Валек вдруг застонал, его мутило.
— Живой, боец! Живой! И все! И отставить! Живой! — говорил Петька с ним в полный голос, уложив его на бок и поддерживая ему голову, вбирая терпкий кислый запах рвоты. — Блюй, Валек, не стесняйся! А помнишь, как в поход пошли и ты все конфеты сожрал в одно рыло, а потом шоколадом блевал? Мать опозорил, свиненок! Тогда опозорил — сейчас хоть ее пожалей!
10
Трясло с такой силой, что мозг, казалось, выскочит сейчас из черепушки, как формовой кусок желе из консервной жестянки, но котелок был цел, еще не вскрыт, и оттого Вальку хотелось выблевать не содержимое желудка, а содержание столь прочной головы. То вдруг начинало крутить вокруг всех трех осей, то шурупом вворачивать в крышу, на которой лежал, и то ли броня была слишком прочна, то ли сам он, шуруп, никуда не годился, и эта пыточная коловерть все продолжалась.

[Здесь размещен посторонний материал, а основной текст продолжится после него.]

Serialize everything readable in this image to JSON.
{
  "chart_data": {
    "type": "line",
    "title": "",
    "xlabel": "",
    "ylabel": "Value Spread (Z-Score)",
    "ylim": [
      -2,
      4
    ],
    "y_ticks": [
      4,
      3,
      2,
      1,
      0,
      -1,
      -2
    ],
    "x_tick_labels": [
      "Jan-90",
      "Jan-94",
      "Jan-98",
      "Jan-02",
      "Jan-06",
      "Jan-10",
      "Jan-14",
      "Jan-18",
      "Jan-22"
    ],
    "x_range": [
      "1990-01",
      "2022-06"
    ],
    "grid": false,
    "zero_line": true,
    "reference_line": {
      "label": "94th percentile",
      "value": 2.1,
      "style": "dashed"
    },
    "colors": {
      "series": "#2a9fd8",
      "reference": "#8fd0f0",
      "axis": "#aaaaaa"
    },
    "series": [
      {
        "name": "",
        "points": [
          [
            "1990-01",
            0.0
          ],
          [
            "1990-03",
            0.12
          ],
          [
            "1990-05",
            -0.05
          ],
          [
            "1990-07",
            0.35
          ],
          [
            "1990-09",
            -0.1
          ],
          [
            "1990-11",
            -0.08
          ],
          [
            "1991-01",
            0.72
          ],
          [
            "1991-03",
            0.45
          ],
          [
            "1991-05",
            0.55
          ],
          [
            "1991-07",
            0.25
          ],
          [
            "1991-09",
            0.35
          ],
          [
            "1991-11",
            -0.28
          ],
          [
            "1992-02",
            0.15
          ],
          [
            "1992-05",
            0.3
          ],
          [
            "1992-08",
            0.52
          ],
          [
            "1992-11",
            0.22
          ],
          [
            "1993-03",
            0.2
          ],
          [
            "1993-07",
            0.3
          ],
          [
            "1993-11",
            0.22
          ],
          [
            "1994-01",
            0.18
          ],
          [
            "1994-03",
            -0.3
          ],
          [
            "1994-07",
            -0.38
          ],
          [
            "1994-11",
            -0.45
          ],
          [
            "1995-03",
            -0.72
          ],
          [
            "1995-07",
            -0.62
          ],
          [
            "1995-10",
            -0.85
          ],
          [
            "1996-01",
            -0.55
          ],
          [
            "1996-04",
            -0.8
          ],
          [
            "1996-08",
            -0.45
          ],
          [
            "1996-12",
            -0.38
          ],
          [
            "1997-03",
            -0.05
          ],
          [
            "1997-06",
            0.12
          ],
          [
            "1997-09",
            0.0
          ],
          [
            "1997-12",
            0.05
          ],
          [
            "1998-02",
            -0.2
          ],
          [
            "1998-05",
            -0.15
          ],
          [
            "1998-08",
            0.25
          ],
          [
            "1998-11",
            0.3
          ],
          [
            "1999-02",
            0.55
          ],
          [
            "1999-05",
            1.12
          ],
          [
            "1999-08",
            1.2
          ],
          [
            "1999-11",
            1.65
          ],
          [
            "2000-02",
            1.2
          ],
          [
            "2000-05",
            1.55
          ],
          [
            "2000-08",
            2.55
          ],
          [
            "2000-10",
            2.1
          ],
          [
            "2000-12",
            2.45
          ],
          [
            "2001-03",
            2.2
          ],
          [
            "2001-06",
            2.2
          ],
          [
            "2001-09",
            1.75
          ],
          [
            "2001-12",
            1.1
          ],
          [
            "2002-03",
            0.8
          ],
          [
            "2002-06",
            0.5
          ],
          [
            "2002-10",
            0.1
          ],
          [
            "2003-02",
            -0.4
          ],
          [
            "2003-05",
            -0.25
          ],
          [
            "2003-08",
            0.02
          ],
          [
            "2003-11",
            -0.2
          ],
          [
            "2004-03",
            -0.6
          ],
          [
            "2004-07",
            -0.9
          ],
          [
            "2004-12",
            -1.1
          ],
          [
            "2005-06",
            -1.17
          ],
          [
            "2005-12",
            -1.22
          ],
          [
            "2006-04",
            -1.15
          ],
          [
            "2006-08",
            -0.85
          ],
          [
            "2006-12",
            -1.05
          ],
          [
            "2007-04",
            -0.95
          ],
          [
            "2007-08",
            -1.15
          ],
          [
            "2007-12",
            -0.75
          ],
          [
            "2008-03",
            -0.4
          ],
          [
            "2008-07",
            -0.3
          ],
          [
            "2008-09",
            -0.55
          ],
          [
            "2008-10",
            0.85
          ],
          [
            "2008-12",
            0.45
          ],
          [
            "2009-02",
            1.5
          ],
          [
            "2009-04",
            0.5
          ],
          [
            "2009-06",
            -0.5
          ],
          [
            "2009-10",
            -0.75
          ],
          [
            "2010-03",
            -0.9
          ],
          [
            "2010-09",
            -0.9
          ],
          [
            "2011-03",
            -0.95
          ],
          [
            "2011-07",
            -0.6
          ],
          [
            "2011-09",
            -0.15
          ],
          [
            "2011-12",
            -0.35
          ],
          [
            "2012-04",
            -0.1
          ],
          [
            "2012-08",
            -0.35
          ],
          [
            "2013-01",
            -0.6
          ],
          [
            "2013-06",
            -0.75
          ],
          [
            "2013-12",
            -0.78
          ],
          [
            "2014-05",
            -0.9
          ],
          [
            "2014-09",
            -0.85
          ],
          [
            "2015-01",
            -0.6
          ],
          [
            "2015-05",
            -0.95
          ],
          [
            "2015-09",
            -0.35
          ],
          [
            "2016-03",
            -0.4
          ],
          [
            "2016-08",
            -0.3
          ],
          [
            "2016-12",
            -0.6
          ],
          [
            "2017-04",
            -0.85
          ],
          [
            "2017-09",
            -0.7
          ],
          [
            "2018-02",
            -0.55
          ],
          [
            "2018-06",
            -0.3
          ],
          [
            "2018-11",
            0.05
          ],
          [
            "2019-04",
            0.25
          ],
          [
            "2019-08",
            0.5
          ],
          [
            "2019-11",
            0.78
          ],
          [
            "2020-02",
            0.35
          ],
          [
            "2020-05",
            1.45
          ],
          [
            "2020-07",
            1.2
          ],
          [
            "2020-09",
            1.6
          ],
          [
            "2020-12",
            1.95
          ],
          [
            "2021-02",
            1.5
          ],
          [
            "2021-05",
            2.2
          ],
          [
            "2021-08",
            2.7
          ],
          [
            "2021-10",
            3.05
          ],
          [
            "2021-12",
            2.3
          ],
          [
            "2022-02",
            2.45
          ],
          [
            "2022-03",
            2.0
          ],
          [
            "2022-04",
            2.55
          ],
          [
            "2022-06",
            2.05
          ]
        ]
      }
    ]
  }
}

Он понимал, что это брат сдавил его в объятии и тщетно силится его «остановить», и от этого непроходящего чувства смирительной Петькиной хватки тошнота шла на убыль, и Валек точно знал, что живой и пока еще не умирает. Он даже помнил, что они направлялись домой, и понимал, что в Кумачов и продолжают ехать, и пытался сказать: «Только матери не говори» — но не мог.
Петро как мог оберегал его от тряски. И вот уж были в городской черте, промахивали сызмальства знакомые, неузнаваемые мертвые дома, с большими пятнами подпалин под зияющими окнами, как будто кто-то прислюнил к стенам огромные накоптившие спички. Причудливо изглоданные взрывами и похожие на запыленные бутылочные ящики с пустыми ячейками кухонь и спален. А потом уже шли невредимые, но такие же вымершие: скорлупа уцелела, а живое нутро было вырвано.
— Во Валек умудряется! — перекрывая рев мотора, прокричал Петру Скворец. — На каждый выстрел — два ранения! Чутка повоюет — и снова в больничку! Везучий, а?!.
— Тебе бы так везло, чудило! — взбеленился Петро. — Я тебе прямо даже пожелаю того!
— Да ты чё, Петро, я не о том! — Улыбка стаяла с щекастого лица Скворцова.